O relato de uma história

Certa vez, houve alguém que me era terno, uma amiga especial por quem eu nutria um carinho verdadeiro e sincero, tão singelo.

Morávamos em cidades distintas, mas nos falávamos todos os dias! Morávamos há 36 km uma da outra e víamo-nos sempre que possível! Passávamos finais de semana uma com a outra, virávamos a noite conversando, jogando RPG, fazendo companhia uma a outra!

Ansiávamos pelas visitas uma da outra, entristecíamos quando da partida! Nunca parávamos de conversar, nossos assuntos eram diversos: RPG, fantasia, livros, histórias, músicas! Tantas outras coisas a prosear, nunca havia tempo hábil para dividirmos nossas experiências.

Foi graças a ela que conheci o homem com quem me casarei em 2011!

Contudo, as pessoas diziam-me diferente quando estava com ela, mais agressiva especialmente com a família, alheia ao restante do mundo. Demorei anos para perceber isso! Meus olhos se abriram aos poucos, fui percebendo que, ainda que sem intenção, ela diminuía os demais para sentir-se melhor em suas práticas, um talento prodigioso às custas de reduzir os demais a nada! Corrigia as pessoas independentemente de quantos o presenciassem, era radical e intolerante com aqueles que não partilhavam de suas crenças (ainda que não chegasse a ofendê-los ou barbarizar).
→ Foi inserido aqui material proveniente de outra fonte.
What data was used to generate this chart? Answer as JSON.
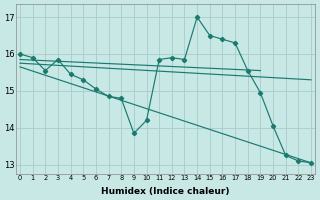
{
  "xlabel": "Humidex (Indice chaleur)",
  "background_color": "#c8e8e5",
  "grid_color": "#a8ccca",
  "line_color": "#1a7a70",
  "ylim": [
    12.75,
    17.35
  ],
  "xlim": [
    -0.3,
    23.3
  ],
  "yticks": [
    13,
    14,
    15,
    16,
    17
  ],
  "xticks": [
    0,
    1,
    2,
    3,
    4,
    5,
    6,
    7,
    8,
    9,
    10,
    11,
    12,
    13,
    14,
    15,
    16,
    17,
    18,
    19,
    20,
    21,
    22,
    23
  ],
  "line1_x": [
    0,
    1,
    2,
    3,
    4,
    5,
    6,
    7,
    8,
    9,
    10,
    11,
    12,
    13,
    14,
    15,
    16,
    17,
    18,
    19,
    20,
    21,
    22,
    23
  ],
  "line1_y": [
    16.0,
    15.9,
    15.55,
    15.85,
    15.45,
    15.3,
    15.05,
    14.85,
    14.8,
    13.85,
    14.2,
    15.85,
    15.9,
    15.85,
    17.0,
    16.5,
    16.4,
    16.3,
    15.55,
    14.95,
    14.05,
    13.25,
    13.1,
    13.05
  ],
  "line2_x": [
    0,
    19
  ],
  "line2_y": [
    15.85,
    15.55
  ],
  "line3_x": [
    0,
    23
  ],
  "line3_y": [
    15.75,
    15.3
  ],
  "line4_x": [
    0,
    23
  ],
  "line4_y": [
    15.65,
    13.05
  ]
}
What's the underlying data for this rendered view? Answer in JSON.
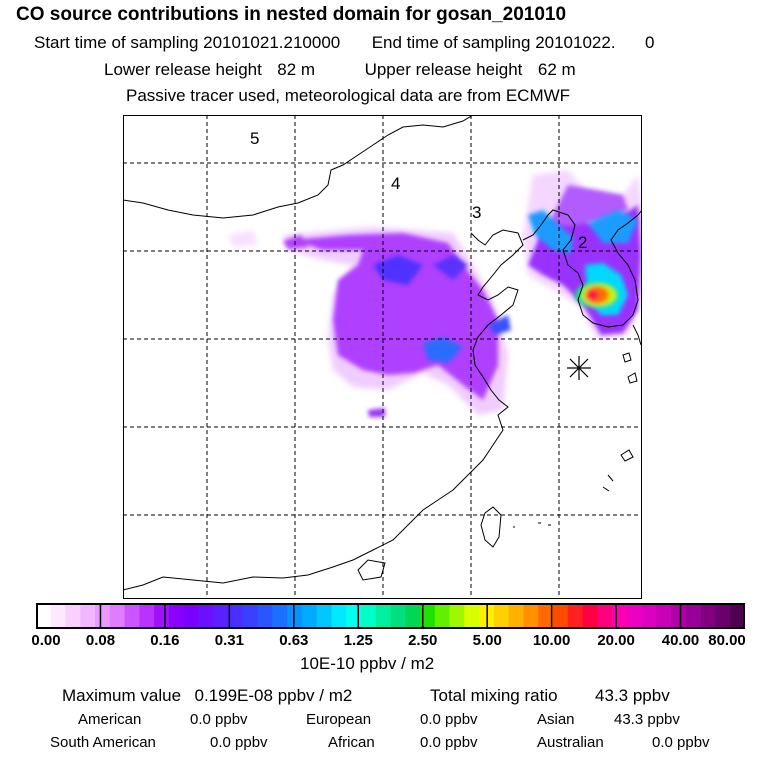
{
  "header": {
    "title": "CO  source contributions in nested domain for gosan_201010",
    "start_label": "Start time of sampling",
    "start_value": "20101021.210000",
    "end_label": "End time of sampling",
    "end_value": "20101022.",
    "end_value2": "0",
    "lower_label": "Lower release height",
    "lower_value": "82 m",
    "upper_label": "Upper release height",
    "upper_value": "62 m",
    "note": "Passive tracer used, meteorological data are from ECMWF"
  },
  "map": {
    "region_labels": [
      "5",
      "4",
      "3",
      "2"
    ],
    "receptor": "gosan"
  },
  "colorbar": {
    "ticks": [
      "0.00",
      "0.08",
      "0.16",
      "0.31",
      "0.63",
      "1.25",
      "2.50",
      "5.00",
      "10.00",
      "20.00",
      "40.00",
      "80.00"
    ],
    "colors": [
      "#ffffff",
      "#fde8ff",
      "#f9d1ff",
      "#f2b5ff",
      "#ea99ff",
      "#e07cff",
      "#cc55ff",
      "#b833ff",
      "#a011ff",
      "#8a00ff",
      "#7a00ff",
      "#6a10ff",
      "#5a20ff",
      "#4a30ff",
      "#3a40ff",
      "#2a55ff",
      "#1a70ff",
      "#0a90ff",
      "#00aaff",
      "#00c8ff",
      "#00e8ff",
      "#00ffee",
      "#00ffc8",
      "#00f0a0",
      "#00e080",
      "#00d855",
      "#20e000",
      "#60f000",
      "#a0f800",
      "#d8ff00",
      "#ffee00",
      "#ffd000",
      "#ffb000",
      "#ff9000",
      "#ff6a00",
      "#ff4a00",
      "#ff2020",
      "#ff0040",
      "#ff0080",
      "#ff00b0",
      "#ee00c0",
      "#dd00c0",
      "#c800b8",
      "#b000a8",
      "#980098",
      "#800080",
      "#6a006a",
      "#500050"
    ],
    "unit": "10E-10 ppbv / m2"
  },
  "summary": {
    "max_label": "Maximum value",
    "max_value": "0.199E-08 ppbv / m2",
    "total_label": "Total mixing ratio",
    "total_value": "43.3 ppbv",
    "regions": [
      {
        "name": "American",
        "value": "0.0 ppbv"
      },
      {
        "name": "European",
        "value": "0.0 ppbv"
      },
      {
        "name": "Asian",
        "value": "43.3 ppbv"
      },
      {
        "name": "South American",
        "value": "0.0 ppbv"
      },
      {
        "name": "African",
        "value": "0.0 ppbv"
      },
      {
        "name": "Australian",
        "value": "0.0 ppbv"
      }
    ]
  }
}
Aquela pessoa que eu conhecia tão bem começou a trajar-se de monstro aos meus olhos e nada do que eu lhe dizia era ouvido, os comportamentos pioraram! Minha visão se abriu toda nossa histórias e minha percepção acusou que tudo quanto vinha de mim parecia não a interessar, enquanto que eu me mostrava tão empolgada com as idéias que dela brotavam!

Nunca briguei com ela, tampouco discuti ou agi irracionalmente. Um dia, simplesmente fui corajosa o suficiente para sentar e conversar sobre tudo o que me afligia, sobre sua persistência em machucar os outros (ainda que involuntariamente), falei-lhe tudo com calma! Foi nesse momento que coloquei um fim em nossa amizade de irmãs, nesse momento em que arranquei um pedaço de mim por nós duas e que lhe pedi que mudasse coisa ou outra para que outra pessoa não fizesse o mesmo que eu!

Sei que foi o melhor para nós e não me arrependo do que fiz, dois ou três anos atrás. Contudo, não nego que sinto, até hoje, uma enorme falta de sua companhia!

Se lendo este post e, pelo que narro, ela não reconhecer nossa história, certamente a imagem garantir-lhe-á que é dela que falo e saberá que sua amizade me gravou eternamente.